I had played tennis growing up and in high school and then stopped for twenty years. When COVID hit, I was bringing my kids to their tennis lessons, thinking, “Why am I watching them play tennis? Why aren’t I playing, too?”
I developed a great rapport with a woman through a clinic I was in, and we started playing doubles together. She and I won our level in Rhode Island, then advanced to regionals, then sectionals. The winners of each level in New England form a tri-level team that goes to nationals together.
So in March 2023, our team went – my partner, me, and five other women.
So what happened at nationals?
We won! The amazing thing is that by the time we got to nationals, my partner was actually six months pregnant. We got an extra trophy for the baby.
Do you have your trophy on display?
Initially, I did because I said to my kids, “This is your trophy, too.” Nationals had coincided with my kids’ spring break, so it became this fun family trip to San Diego. They were able to run out on the court and everything.
But I read somewhere that with kids, it’s important that awards aren’t central. So now it’s in my room.
How do you manage working a demanding job, co-parenting three kids, and playing competitive tennis?
A lot of what I do in my work is talk with mothers about the transition to parenthood.
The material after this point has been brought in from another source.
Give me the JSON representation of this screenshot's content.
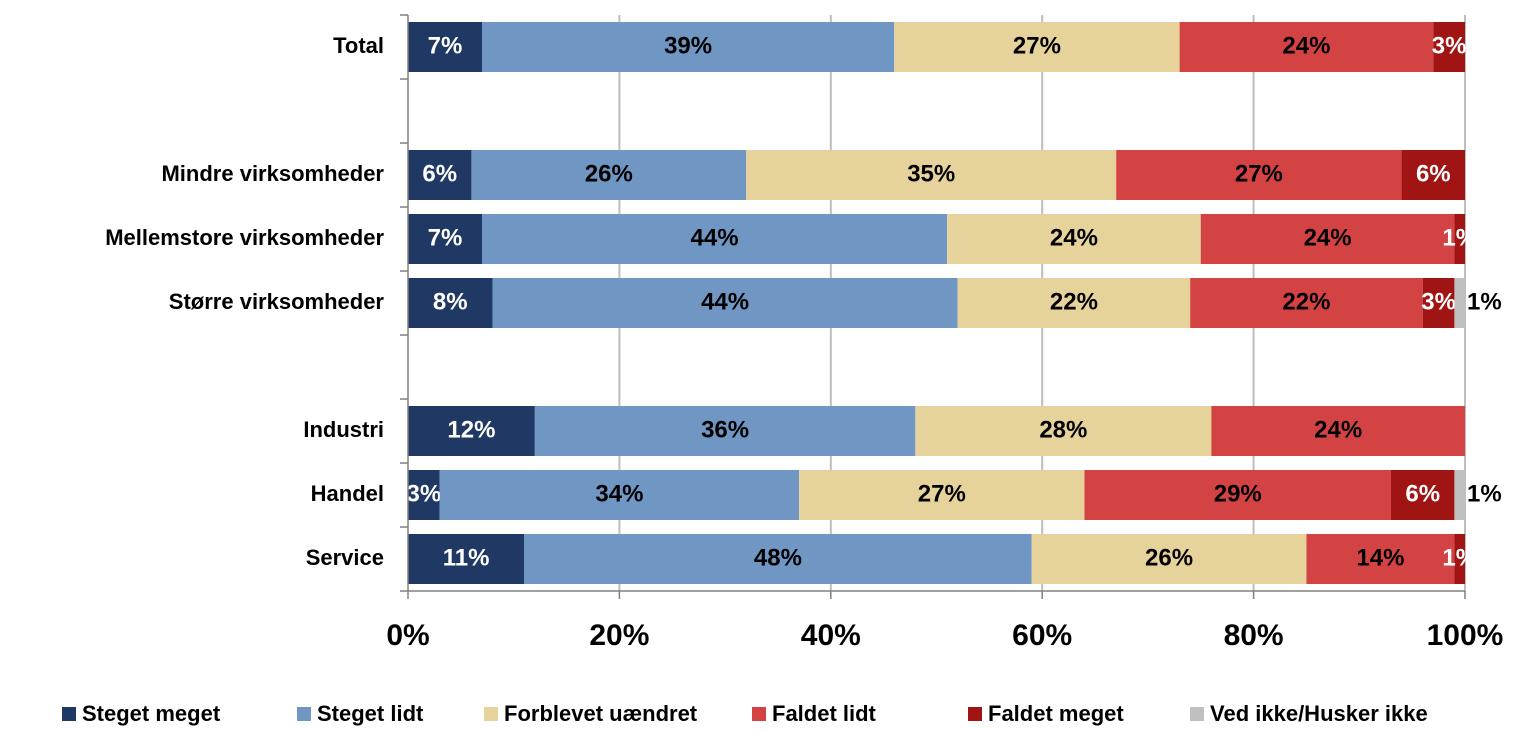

There's a grieving process for the identity you had before kids and a process of deciding what parts of that identity you’re going to try to integrate into your life with kids.
You have to practice what you preach, right? For me, during the pandemic, being a mental healthcare worker and having three young kids at home, it was wonderful to have something outside the house that brought me joy.
Logistically, I’m playing tennis one evening a week after the kids go to bed. At some point in the season, I was playing twice a week. But it’s not a huge time investment, really.
Plus, my kids got to be a part of it. Hopefully, when they think back to this, it will be: “That was actually pretty wild that my mom had a full-time job, was able to take me to all my sports and activities, and still did her own things, too.”